Bir yıldan uzun bir süredir tüm dünyayı etkisi altına alan koronavirüs salgını giderek daha büyük bir tehlike halini almaya başladı. Salgının ilk gününden bu yana bilim insanları aşı ve ilaç çalışmaları için harekete geçtiler. Son dönemlerde hastalığın aşısının bulunduğuna dair umut veren açıklamalar yapıldı. BioNtech ve Pfizer tarafından ortaklaşa olarak tamamlanan aşı çalışmalarının hastalığa karşı yüzde 95 oranında başarı sağladığı ifade edilmişti. Bu durum heyecanlandıran bir gelişme olarak adlandırılmasına rağmen hala süreç hakkında bilinmezlikler bulunuyor.
Son iki haftalık süreç içerisinde Pfizer aşırı, insanlara vurulmaya başlandı. Sürecin nasıl ilerlediğini görmek adına zamana ihtiyaç olduğunun altı çizildi. Ancak bu süreçte aşılanan insanlarda alerjik reaksiyonlar baş göstermeye başladı. Bu durum kimi zaman tehlikeli durumlara sebebiyet verdi. Bunun üzerine bazı tartışmalar meydana geldi.
Pfizer Aşısındaki Hangi Bileşen Alerjik Rekasiyona Neden Oluyor?

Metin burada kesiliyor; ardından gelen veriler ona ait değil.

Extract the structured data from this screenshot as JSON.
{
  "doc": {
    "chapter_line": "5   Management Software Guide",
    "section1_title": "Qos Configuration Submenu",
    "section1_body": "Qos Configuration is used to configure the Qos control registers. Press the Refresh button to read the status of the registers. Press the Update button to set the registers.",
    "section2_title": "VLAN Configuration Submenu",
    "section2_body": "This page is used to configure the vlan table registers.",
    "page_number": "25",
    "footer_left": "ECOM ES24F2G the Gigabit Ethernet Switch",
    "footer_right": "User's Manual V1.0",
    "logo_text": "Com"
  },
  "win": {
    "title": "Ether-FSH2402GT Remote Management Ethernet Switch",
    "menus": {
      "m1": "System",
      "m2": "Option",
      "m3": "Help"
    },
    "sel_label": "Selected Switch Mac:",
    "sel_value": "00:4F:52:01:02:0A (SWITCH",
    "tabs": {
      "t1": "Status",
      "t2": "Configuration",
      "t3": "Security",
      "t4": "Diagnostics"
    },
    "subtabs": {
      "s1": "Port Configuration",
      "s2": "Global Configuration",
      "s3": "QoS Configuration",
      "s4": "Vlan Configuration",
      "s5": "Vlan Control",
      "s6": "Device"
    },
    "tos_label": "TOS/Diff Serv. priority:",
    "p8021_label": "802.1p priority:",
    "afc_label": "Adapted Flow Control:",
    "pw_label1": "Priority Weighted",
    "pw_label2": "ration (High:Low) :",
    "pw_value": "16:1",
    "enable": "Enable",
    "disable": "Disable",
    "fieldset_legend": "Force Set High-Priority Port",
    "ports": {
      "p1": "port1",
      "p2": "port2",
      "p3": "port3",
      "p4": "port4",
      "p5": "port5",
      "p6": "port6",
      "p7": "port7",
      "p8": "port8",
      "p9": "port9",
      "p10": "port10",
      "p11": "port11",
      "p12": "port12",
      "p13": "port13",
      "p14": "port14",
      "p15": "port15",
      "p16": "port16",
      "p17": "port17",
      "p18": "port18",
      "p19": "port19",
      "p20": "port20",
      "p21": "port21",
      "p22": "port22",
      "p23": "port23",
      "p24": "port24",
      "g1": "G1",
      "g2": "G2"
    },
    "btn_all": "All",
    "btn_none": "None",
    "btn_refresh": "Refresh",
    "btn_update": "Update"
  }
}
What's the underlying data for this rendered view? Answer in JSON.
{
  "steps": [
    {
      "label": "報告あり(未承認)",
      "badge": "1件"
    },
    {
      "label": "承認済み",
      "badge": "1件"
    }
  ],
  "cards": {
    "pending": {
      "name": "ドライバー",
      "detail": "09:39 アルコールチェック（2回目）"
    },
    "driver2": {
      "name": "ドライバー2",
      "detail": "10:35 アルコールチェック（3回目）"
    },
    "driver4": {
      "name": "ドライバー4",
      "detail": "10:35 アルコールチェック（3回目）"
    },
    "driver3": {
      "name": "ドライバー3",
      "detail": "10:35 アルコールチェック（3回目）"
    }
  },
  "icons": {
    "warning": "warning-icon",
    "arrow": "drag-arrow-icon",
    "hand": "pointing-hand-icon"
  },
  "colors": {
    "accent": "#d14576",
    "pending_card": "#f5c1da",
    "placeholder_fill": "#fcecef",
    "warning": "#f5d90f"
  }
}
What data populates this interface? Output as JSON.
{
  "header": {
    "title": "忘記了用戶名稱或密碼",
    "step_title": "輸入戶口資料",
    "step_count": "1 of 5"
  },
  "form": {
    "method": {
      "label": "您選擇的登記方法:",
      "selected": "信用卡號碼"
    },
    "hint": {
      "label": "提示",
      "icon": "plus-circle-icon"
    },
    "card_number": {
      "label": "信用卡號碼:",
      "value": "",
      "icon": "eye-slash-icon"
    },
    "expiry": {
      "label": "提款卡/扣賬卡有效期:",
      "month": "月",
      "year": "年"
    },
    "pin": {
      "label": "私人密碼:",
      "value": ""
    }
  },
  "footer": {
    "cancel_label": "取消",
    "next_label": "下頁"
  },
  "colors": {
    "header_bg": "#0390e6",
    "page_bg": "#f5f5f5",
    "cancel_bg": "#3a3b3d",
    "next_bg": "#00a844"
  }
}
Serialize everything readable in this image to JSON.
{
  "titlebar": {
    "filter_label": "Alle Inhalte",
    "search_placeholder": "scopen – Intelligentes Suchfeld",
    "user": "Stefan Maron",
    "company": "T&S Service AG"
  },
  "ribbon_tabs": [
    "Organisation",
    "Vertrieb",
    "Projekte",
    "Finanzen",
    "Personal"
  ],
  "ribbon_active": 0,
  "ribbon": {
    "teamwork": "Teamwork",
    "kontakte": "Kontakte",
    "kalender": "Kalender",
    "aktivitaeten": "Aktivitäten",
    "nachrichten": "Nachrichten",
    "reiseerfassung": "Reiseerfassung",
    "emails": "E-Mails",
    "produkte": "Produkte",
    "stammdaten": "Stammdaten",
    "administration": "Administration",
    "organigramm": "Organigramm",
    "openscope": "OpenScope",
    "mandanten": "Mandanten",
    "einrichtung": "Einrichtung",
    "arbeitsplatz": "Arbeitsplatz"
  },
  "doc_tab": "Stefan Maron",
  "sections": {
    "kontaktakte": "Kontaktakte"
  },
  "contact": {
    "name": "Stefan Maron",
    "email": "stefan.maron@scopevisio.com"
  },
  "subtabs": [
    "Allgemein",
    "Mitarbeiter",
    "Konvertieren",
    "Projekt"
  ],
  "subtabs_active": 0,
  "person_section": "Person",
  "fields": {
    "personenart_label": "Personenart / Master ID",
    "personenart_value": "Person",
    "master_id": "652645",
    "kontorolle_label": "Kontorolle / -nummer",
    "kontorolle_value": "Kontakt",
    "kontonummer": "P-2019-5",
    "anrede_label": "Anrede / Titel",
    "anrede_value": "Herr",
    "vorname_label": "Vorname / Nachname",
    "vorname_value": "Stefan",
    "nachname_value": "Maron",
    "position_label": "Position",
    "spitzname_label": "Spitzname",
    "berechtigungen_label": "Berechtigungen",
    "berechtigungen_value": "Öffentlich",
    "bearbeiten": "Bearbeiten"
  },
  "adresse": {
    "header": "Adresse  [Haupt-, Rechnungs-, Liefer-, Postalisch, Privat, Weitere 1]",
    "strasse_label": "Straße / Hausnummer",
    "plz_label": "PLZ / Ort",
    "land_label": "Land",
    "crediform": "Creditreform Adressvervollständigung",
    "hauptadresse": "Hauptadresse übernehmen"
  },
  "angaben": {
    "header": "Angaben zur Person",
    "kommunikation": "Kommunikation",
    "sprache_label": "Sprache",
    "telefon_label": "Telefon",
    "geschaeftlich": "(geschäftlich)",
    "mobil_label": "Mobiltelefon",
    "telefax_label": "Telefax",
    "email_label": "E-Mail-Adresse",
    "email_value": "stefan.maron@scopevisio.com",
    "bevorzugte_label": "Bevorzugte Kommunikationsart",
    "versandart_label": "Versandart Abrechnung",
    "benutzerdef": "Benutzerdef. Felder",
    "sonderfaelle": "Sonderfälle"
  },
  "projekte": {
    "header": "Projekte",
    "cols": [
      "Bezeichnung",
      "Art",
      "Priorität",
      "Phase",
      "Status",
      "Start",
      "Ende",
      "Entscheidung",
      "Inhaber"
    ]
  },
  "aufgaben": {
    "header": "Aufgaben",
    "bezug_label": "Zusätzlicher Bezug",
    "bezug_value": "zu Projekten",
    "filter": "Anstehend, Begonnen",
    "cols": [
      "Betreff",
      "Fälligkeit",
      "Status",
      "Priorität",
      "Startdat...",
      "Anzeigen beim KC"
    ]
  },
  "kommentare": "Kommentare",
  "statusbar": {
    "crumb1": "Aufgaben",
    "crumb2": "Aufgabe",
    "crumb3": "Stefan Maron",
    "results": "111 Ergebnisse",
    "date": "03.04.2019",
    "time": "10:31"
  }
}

Bilim insanları tarafından sürecin incelenmesinin ardından bazı faktörler ortaya çıktı. MRNA tabanlı olarak üretilen aşının alerjik reaksiyonlarla sık sık gündeme gelmesinin ardından aşıyı vurduran gönüllülerin korku yaşamaya başladıkları belirlendi. Polietilen glikol ismi verilen maddenin alerjik reaksiyonlara sebebiyet olduğu belirtildi.
Alerji uzmanları tarafından yapılan değerlendirme sonrasında bu maddenin aslında daha önce onaylanmaması da paniğin artmasına neden oldu. Vücutta kızarıklık, kan basıncının yükselmesi, nefes darlığı ve hızlı kan atışı gibi sorunlara neden olabiliyor. Alerjik reaksiyonların sebebinin ise bu yeni maddeye karşı yüksek düzeyde antikor üretmesinden kaynaklandığı belirtildi.